Na een beoordeling door een verzekeringsarts op 30 mei 2017, werd vastgesteld dat appellant weer arbeidsgeschikt was. Het Uwv heeft vervolgens op 30 mei 2017 besloten dat appellant met ingang van 1 juni 2017 geen recht meer had op ziekengeld. Appellant maakte bezwaar tegen dit besluit, maar diende dit bezwaar pas op 15 juni 2017 in, na de wettelijke termijn van twee weken. Het Uwv verklaarde het bezwaar niet-ontvankelijk wegens termijnoverschrijding.
De rechtbank heeft het beroep van appellant tegen deze beslissing ongegrond verklaard, en de Centrale Raad van Beroep bevestigde deze uitspraak.

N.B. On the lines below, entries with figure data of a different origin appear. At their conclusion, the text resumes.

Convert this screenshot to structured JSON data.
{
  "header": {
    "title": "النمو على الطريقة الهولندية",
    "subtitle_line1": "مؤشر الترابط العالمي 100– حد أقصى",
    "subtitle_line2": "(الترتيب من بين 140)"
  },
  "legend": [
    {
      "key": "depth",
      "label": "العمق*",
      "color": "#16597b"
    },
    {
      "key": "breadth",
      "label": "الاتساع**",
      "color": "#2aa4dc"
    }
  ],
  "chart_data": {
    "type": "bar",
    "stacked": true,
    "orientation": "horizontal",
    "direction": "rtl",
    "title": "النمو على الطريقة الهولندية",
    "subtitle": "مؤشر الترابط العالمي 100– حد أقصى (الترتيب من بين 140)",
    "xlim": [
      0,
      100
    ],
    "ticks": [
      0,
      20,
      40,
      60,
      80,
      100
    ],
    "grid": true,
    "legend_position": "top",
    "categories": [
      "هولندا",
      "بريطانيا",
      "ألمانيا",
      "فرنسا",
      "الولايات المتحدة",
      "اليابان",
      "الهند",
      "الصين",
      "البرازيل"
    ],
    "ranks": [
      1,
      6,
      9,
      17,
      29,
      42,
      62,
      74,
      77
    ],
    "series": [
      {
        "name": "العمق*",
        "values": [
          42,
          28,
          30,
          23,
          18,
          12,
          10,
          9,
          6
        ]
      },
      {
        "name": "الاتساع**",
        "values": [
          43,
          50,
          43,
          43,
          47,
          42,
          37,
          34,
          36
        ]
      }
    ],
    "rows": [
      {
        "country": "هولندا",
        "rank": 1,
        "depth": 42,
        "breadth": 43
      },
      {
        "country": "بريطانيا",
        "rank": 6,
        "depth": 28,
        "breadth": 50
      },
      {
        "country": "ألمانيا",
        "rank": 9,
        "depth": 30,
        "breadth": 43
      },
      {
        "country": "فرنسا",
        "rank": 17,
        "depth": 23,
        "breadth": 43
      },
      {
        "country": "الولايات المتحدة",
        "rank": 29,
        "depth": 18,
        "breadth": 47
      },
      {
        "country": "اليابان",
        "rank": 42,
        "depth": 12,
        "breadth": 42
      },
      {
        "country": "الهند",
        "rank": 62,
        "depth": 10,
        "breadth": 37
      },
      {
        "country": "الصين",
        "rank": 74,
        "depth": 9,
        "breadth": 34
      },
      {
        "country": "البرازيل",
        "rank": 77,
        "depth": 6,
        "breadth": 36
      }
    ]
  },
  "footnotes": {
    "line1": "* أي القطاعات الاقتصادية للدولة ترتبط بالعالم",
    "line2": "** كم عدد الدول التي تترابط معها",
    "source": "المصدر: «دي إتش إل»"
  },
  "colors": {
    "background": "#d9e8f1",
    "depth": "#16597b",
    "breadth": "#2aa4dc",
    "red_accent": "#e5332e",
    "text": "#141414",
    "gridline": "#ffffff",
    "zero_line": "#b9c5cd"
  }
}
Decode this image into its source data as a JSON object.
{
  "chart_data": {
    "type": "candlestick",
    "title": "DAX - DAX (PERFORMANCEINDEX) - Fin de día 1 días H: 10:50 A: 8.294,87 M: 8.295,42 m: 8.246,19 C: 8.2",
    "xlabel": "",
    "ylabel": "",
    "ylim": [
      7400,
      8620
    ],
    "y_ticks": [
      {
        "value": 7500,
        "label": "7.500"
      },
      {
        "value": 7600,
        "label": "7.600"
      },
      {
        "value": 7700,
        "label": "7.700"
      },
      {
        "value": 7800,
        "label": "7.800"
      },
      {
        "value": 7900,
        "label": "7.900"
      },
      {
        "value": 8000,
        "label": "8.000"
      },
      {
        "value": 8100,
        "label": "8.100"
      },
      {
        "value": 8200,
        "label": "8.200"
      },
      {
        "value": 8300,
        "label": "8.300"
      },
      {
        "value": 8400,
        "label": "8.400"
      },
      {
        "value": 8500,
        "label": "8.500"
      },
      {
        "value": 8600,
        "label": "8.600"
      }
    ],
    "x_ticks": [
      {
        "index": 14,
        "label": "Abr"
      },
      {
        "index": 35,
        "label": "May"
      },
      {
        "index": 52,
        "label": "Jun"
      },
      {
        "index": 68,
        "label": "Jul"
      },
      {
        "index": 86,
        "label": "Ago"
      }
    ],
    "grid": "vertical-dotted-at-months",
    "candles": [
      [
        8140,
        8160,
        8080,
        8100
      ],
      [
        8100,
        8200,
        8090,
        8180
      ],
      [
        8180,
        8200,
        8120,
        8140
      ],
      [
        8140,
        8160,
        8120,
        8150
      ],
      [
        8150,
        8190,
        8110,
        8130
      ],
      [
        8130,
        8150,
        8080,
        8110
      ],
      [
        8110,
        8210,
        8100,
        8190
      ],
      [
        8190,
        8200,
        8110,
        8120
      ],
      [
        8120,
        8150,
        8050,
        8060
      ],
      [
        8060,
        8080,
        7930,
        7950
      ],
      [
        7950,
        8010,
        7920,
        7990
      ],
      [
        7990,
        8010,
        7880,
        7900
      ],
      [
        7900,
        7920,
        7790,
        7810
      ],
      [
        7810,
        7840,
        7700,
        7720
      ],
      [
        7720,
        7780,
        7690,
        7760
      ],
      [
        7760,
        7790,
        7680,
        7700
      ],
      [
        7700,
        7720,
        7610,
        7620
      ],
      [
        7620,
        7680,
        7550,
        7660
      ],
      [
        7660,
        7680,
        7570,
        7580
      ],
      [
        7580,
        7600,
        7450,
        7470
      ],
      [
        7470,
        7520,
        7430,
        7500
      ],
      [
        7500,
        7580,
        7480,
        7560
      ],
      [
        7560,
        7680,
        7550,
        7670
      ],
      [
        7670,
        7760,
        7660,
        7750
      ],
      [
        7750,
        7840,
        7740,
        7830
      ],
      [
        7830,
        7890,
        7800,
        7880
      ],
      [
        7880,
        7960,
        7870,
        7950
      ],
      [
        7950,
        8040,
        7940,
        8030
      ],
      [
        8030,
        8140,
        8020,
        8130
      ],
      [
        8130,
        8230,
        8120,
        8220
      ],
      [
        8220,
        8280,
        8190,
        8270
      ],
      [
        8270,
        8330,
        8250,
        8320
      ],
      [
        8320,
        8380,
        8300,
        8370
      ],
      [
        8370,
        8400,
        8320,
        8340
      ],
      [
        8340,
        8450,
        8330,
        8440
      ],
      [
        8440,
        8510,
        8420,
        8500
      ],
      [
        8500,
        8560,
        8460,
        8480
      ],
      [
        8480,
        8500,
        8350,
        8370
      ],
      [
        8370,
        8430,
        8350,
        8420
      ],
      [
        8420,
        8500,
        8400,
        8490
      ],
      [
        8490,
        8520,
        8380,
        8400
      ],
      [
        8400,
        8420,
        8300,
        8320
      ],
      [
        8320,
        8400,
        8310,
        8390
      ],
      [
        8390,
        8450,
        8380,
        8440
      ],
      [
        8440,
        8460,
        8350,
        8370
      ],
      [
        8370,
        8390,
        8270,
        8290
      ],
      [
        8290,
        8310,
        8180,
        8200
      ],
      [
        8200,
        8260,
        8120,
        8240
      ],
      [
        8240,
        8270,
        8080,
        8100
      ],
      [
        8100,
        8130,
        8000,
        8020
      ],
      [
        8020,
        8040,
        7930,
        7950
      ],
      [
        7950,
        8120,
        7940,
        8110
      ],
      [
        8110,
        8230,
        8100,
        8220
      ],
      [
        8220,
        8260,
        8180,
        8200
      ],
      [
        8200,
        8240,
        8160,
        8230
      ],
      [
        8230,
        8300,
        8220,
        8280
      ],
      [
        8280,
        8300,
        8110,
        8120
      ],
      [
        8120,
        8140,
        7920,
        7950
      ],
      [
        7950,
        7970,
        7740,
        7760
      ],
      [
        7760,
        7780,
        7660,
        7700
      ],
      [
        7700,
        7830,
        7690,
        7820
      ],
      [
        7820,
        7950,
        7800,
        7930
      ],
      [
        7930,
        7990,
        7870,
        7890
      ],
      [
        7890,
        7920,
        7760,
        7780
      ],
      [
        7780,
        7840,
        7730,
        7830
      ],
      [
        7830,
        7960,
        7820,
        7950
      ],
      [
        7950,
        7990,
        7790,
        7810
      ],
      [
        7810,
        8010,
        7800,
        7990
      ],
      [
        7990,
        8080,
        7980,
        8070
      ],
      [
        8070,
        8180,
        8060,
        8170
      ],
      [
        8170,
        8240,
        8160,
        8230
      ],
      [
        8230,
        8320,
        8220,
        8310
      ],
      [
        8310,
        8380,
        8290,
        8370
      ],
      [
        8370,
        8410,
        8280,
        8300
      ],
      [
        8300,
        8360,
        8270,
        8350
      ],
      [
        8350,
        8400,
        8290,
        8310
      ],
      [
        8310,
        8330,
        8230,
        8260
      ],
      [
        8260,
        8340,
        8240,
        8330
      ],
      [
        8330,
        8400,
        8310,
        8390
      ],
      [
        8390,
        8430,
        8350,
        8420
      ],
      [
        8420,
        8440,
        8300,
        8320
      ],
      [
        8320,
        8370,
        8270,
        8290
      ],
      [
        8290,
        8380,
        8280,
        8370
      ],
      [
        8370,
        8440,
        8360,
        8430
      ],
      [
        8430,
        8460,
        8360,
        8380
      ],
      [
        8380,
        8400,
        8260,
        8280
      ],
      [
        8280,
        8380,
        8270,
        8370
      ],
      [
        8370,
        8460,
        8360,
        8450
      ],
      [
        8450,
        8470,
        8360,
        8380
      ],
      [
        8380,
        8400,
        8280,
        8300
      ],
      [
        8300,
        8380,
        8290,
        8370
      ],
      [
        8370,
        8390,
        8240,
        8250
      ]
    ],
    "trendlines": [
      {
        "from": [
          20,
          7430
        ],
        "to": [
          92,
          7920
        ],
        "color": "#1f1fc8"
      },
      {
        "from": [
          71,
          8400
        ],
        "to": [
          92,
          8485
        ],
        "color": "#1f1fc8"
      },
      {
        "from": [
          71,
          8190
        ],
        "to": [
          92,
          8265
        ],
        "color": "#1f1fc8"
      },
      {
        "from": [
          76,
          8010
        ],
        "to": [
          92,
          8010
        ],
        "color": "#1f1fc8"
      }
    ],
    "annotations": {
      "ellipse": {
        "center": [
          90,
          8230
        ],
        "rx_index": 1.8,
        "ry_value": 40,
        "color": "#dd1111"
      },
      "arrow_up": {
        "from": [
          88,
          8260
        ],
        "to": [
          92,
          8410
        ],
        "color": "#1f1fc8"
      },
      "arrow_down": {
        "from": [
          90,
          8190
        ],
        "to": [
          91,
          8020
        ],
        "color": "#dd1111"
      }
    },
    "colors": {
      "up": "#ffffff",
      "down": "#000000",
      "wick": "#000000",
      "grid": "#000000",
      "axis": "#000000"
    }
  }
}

De Raad oordeelde dat appellant niet voldoende had onderbouwd dat hij door psychische klachten niet in staat was om tijdig bezwaar te maken. De Raad concludeerde dat er geen verschoonbare redenen waren voor de termijnoverschrijding, en dat de argumenten van appellant niet tot een ander oordeel leidden. De uitspraak van de rechtbank werd bevestigd, en er was geen aanleiding voor een proceskostenveroordeling.